To me, Hillary lost because she was genuinely despised in a way no Democrat has been since Jimmy Carter- both fairly and unfairly. If it was any Republican other than Trump, it would have been a total landslide.

Debatable. Trump tapped into some real white nationalist / fuck-the-system narratives that resonated with a lot of rural Americans. It is highly unlikely another generic Romney / McCain clone would or could have done that.

Clinton fucked up no question, but Trump had hidden strengths that everyone underestimated.

Like Rage Aganst the Machine said, “Anger is a gift.”

Clinton “fucked up” by mobilizing the same number of voters who turned out for Barack Obama in 2012. But Trump managed to improve on Romney’s numbers by just enough to flip some key states and win in the Electoral College.

Given that, I find Alstein’s idea that [Generic Republican] would have beaten Hillary in a “landslide” to be dubious. It may be hard to grapple with, but the people who voted for Trump seem to really like Donald Trump.

Stated more succinctly, they hated the system. And Clinton, despite being an OK politician (IMO) was extremely symbolic of “the system”.

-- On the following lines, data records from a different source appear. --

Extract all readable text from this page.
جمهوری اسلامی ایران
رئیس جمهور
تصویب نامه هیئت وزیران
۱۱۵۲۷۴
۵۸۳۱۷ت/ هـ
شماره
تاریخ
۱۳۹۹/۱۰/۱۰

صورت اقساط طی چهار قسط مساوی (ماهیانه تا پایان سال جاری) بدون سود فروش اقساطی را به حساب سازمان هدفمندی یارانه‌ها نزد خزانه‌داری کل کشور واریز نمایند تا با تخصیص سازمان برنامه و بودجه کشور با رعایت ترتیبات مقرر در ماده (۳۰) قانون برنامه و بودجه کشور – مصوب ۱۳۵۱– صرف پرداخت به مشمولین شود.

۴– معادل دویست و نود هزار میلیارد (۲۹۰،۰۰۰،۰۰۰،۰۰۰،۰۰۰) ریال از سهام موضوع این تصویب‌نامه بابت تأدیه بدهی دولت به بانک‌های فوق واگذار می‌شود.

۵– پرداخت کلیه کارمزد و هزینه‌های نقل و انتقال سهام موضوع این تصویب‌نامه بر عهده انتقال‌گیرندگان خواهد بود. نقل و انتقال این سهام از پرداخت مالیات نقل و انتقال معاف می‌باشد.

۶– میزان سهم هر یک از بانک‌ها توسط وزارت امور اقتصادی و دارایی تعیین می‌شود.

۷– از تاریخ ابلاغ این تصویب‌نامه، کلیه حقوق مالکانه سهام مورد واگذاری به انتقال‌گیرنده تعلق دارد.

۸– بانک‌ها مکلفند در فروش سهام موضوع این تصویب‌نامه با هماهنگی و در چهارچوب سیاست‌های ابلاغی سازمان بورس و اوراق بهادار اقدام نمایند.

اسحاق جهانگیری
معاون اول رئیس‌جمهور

Trump is of course a dangerous, erratic, selfish egomaniac who does not give a shit about anyone but himself and his cronies… but there is no question that he was and is absolutely the “I reject your political systems” choice.

So to the extent that he is fucking shit up, that is exactly what they voted for. A bull in a china shop. Who knew the “you’re fired” reality tv show guy would go around randomly firing people. I mean, who could have predicted that?